Все здания здесь были на одно лицо; многоэтажки теснились на узкой дороге, образуя каньон из кирпича и стекла. Он поднял голову, увидел яркий свет, услышал музыку в одной из квартир на третьем этаже и нажал на домофоне кнопку 3. Без всяких вопросов дверь автоматически открылась.
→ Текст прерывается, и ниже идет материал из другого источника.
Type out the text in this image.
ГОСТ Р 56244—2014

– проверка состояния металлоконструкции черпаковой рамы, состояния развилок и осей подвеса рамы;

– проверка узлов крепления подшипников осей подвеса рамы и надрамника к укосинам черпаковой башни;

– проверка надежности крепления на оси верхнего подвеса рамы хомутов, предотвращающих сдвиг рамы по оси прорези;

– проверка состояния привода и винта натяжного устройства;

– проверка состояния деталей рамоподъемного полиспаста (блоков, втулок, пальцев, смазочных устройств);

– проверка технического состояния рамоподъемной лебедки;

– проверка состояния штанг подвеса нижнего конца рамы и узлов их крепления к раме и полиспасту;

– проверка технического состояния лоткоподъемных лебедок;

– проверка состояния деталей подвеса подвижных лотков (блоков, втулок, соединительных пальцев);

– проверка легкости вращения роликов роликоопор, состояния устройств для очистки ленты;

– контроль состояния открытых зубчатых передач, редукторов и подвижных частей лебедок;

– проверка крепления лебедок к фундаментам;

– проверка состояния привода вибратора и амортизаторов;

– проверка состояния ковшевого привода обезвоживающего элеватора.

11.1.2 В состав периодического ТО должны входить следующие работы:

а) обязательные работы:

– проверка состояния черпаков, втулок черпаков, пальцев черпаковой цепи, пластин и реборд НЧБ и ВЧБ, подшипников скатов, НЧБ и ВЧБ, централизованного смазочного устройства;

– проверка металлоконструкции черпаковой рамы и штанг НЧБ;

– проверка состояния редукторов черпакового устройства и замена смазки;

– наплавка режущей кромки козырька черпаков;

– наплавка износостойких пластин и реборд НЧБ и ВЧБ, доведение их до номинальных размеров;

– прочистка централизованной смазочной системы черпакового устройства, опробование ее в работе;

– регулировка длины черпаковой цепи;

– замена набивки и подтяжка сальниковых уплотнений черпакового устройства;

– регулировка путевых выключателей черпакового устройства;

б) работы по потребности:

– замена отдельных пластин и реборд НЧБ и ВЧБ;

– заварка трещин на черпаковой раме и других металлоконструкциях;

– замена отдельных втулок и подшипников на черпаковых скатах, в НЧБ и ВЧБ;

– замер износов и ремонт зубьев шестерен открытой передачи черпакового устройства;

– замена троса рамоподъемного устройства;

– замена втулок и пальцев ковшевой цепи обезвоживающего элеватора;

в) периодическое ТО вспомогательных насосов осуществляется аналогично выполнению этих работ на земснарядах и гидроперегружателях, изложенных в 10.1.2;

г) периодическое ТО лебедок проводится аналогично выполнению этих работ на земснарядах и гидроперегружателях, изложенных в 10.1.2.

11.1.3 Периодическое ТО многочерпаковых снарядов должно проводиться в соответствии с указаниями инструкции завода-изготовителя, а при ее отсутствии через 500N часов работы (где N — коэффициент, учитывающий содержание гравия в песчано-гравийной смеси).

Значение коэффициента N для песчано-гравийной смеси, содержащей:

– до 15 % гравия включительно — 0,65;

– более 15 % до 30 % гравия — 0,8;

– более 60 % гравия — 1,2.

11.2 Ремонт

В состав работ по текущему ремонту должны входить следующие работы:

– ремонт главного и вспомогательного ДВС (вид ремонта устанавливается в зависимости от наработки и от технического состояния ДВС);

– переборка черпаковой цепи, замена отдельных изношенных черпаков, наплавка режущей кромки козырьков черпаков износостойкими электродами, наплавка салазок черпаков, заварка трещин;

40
Освещение в подъезде было тусклое. Где-то наверху эхом отлетали от стен громкая музыка и веселые голоса. Шагги вошел внутрь. Любой ребенок в Глазго знал, что это самый бедный жилой квартал. Примерно шесть футов декоративной плитки у входа растрескались, часть плиток отсутствовала. На уровне глаз взрослого человека на стене густой коричневой краской была нарисована стрелка, показывающая в глубь здания. Все плоские поверхности были исписаны граффити – любовными излияниями и декларациями бандитской спеси. Видя клятвы верности, адресованные ИРА[135]
, Шагги решил, что Джермистон – определенно католический район.Подойдя к лестнице, он услышал шум вечеринки на третьем этаже. Веселье, казалось, было в самом разгаре, словно ночь еще не пошла на спад. Мальчик медленно, по одной ступеньке, поднимался по лестнице. Ступеньки были гранитные, изношенные посредине, без изогнутых перил: лестницу возвели вокруг монолитной стены. Поднимаясь, он не мог видеть, что его ждет за углом.